John does not get it. He sees someone else casting out demons, he wants to protect his turf. He wants to protect his status as one of God’s emissaries to the world, his role as one who casts out demons. He is still concerned about who is the greatest.
And isn’t it true, that we are most unkind to each other when we fear that our status is in jeopardy? When we’re worried about how important we are, or, more accurately, how unimportant we might be? How unimportant we might become? That’s when we lash out , I think.
Jesus says when we help others in their work of casting out demons, it really matters. When we help the people at St. Matthew’s Area Ministries, like we brought food after Vacation Bible School, and commit money as part of our church budget, or some of us volunteer down there, it matters.
When we give to the ELCA world hunger appeal, or to disaster response to the refugee crisis in Europe or the wildfires in the Northwest it matters. Last Spring our First Communion class put quarters in a little tin for disaster response to the earthquake in Nepal. Amounted to about six bucks. Got a letter from Lutheran disaster response, thank you for the six dollars.
Even a cup of cool water o one of these folks who are casting out demons, matters, says Jesus.
Jesus also tells us to not get in the way. Don’t block people from casting out demons. Don’t be a stumbling block.
That doesn’t mean that we can’t challenge. Challenging is okay. “Pastor Andy, I think there’s a better way for us to do that youth event.” “Okay, what’s your idea?” That’s fine. “Pastor Andy, I disagree with what you said the other day.” “Really, what are your reasons for disagreeing?” Challenge is fine.

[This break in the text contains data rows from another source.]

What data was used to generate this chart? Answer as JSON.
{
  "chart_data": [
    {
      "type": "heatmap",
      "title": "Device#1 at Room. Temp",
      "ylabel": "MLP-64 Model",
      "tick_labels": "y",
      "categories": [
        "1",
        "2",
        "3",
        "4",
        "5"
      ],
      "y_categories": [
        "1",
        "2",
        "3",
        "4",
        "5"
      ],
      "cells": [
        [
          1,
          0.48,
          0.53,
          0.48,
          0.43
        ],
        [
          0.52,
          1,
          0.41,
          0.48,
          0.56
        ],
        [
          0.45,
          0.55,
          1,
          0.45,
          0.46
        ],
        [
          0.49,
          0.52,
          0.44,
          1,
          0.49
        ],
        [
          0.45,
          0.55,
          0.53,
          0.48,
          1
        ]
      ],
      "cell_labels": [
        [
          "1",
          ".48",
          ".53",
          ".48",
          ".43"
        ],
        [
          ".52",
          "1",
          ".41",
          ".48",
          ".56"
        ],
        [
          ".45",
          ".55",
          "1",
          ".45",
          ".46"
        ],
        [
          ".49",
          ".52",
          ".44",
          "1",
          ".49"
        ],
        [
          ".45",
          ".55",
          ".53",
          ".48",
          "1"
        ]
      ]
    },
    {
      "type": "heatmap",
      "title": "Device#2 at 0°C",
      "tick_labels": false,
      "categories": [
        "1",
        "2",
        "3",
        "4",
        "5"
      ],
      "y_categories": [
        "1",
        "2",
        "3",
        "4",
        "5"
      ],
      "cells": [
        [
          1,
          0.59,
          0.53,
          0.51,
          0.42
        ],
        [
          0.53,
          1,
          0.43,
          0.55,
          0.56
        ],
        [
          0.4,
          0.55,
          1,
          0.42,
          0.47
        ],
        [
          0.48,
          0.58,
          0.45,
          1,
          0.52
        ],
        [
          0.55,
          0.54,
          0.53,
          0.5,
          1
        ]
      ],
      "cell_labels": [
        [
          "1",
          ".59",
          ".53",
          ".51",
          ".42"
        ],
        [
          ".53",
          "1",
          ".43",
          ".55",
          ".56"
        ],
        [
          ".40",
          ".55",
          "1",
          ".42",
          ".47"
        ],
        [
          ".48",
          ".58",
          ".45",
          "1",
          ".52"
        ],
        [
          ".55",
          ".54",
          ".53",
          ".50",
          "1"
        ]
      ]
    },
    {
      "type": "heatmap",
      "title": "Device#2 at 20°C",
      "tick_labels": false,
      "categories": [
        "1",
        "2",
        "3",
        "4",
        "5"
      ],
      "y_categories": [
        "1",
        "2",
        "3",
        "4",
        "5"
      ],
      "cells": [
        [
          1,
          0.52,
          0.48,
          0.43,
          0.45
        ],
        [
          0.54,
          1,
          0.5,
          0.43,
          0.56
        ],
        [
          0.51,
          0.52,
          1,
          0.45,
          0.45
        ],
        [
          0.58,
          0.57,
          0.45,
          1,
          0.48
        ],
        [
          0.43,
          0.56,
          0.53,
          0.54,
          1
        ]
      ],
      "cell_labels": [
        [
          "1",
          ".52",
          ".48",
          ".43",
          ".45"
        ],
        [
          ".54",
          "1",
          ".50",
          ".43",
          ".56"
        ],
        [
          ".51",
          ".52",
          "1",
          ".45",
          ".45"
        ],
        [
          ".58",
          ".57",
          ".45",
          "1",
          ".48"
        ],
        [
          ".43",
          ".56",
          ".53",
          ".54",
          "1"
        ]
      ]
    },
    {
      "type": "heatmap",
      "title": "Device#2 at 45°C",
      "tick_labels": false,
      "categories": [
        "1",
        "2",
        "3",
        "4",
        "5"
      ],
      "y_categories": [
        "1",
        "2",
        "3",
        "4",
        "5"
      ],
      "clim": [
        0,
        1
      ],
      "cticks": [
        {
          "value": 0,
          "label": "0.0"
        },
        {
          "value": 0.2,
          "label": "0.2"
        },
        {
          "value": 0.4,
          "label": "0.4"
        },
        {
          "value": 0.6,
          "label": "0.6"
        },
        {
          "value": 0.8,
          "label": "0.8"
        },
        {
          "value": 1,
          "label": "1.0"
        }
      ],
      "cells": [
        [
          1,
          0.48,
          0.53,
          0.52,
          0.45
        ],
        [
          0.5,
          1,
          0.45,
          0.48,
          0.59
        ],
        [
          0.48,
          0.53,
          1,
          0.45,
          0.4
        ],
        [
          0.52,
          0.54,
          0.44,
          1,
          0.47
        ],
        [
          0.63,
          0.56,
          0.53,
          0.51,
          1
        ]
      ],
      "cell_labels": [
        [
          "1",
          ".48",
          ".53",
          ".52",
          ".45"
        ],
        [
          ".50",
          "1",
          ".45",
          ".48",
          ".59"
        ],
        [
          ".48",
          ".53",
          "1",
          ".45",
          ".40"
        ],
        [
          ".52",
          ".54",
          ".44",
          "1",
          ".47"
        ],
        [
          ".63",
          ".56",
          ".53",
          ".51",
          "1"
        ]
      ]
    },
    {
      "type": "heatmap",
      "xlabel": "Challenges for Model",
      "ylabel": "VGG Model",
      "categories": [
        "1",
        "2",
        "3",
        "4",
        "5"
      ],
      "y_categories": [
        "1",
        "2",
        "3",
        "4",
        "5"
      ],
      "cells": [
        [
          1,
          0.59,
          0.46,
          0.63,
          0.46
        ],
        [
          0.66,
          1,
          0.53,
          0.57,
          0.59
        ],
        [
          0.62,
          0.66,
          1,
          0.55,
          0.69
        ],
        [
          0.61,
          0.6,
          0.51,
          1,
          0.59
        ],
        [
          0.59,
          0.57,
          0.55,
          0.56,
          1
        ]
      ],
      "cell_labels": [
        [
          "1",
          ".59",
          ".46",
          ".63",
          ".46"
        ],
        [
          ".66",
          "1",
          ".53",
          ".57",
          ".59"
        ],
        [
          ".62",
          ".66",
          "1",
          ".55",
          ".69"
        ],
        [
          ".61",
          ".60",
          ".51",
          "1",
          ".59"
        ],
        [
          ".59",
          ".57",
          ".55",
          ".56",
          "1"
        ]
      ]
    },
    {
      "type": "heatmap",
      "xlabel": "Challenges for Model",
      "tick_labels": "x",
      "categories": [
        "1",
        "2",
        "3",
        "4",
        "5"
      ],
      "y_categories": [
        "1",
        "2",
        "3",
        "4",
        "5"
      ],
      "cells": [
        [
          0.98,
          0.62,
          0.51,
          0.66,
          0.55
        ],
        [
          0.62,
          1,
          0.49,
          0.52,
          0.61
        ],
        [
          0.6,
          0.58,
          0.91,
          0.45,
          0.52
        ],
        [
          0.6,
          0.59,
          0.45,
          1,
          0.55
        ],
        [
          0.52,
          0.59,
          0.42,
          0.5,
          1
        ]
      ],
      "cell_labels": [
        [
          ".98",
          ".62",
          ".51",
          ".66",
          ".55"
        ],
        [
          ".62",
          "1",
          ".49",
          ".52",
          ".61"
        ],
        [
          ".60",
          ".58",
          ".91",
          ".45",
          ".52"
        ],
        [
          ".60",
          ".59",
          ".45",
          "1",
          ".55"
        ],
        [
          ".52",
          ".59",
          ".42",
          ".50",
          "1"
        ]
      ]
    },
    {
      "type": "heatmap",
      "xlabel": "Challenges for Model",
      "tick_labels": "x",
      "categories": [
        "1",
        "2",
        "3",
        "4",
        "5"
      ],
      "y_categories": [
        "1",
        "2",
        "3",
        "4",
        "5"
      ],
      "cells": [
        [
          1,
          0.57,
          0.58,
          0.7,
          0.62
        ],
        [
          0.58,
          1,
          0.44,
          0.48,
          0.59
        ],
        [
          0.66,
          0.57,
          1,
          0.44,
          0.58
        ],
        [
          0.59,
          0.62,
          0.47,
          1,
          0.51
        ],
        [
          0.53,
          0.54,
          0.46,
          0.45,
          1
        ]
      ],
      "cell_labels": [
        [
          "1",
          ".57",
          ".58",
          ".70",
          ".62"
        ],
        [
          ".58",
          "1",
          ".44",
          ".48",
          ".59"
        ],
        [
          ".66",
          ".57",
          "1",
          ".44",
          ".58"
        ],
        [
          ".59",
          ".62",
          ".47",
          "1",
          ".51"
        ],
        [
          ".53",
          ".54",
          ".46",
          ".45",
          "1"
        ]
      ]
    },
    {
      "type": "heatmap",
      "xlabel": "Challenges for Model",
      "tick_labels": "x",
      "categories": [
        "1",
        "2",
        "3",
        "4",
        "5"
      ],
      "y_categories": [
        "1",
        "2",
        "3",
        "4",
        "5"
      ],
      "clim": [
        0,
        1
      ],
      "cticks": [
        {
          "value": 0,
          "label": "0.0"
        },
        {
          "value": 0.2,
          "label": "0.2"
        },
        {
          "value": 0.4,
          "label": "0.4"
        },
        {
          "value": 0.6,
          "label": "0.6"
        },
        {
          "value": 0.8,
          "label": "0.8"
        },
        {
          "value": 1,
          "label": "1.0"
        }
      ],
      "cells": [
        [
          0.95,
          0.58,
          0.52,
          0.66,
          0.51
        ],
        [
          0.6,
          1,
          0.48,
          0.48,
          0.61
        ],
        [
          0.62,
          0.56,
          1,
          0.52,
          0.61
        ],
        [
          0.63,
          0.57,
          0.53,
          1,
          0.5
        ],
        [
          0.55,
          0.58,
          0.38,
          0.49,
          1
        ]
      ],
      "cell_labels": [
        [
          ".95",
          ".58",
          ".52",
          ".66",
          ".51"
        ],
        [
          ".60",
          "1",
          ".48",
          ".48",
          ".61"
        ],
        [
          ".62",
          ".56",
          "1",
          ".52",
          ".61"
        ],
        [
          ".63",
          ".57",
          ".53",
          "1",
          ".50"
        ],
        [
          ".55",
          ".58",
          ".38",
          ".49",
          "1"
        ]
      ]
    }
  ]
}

“Pastor Andy, you’re not even a Christian.” See the difference.
“Joe, I need that report from the committee meeting, can you please get it to me by Tuesday.” That’s a challenge.
“Joe is never going to complete any report, he can’t.” That’s getting in the way.
Jesus says this is important. He uses a kind of speech called hyperbole, hyperbole, where you make a point by overstating your point, “If your hand causes yo to sin, cut it off, if you r eye causes you to sin, pluck it out.” I really doubt that Jesus is commanding us to cut ourselves into little bits. He is, however, saying that we are to regard the practice of honoring the presence of God in each other with the same intensity and alarm as we would regard the possibility of losing a hand, or an eye.
Don’t get in the way.
Jesus says “Have salt in yourselves, be salty. Be distinctive, bring flavor to theworld around you. Keep the world from going rotten. That’s what salt did in Jesus’ day. It kept food from going rotten. Keep the world from going rotten. Be salty, and be at peace with one another.
I would not mind challenging Pope Francis about contraception. I would ask him to move the Roman Catholic Church toward greater acceptance of contraception because it helps people care for the children they do have, and helps them break the cycle of poverty. I would be fine if Pope Frances might challenge me. “Pr. Andy, I wonder if you might do well to pray more. What are you doing to address poverty in your neighborhood and city?” These are issues very important in the Catholic church. Fine challenges.
I any case, I am so glad about some of the things Pope Francis and the Roman Catholic church are doing. Cause they’re casing out some demons.
I am also so glad about some of the things that you are doing. Because I believe that you are casting out demons too.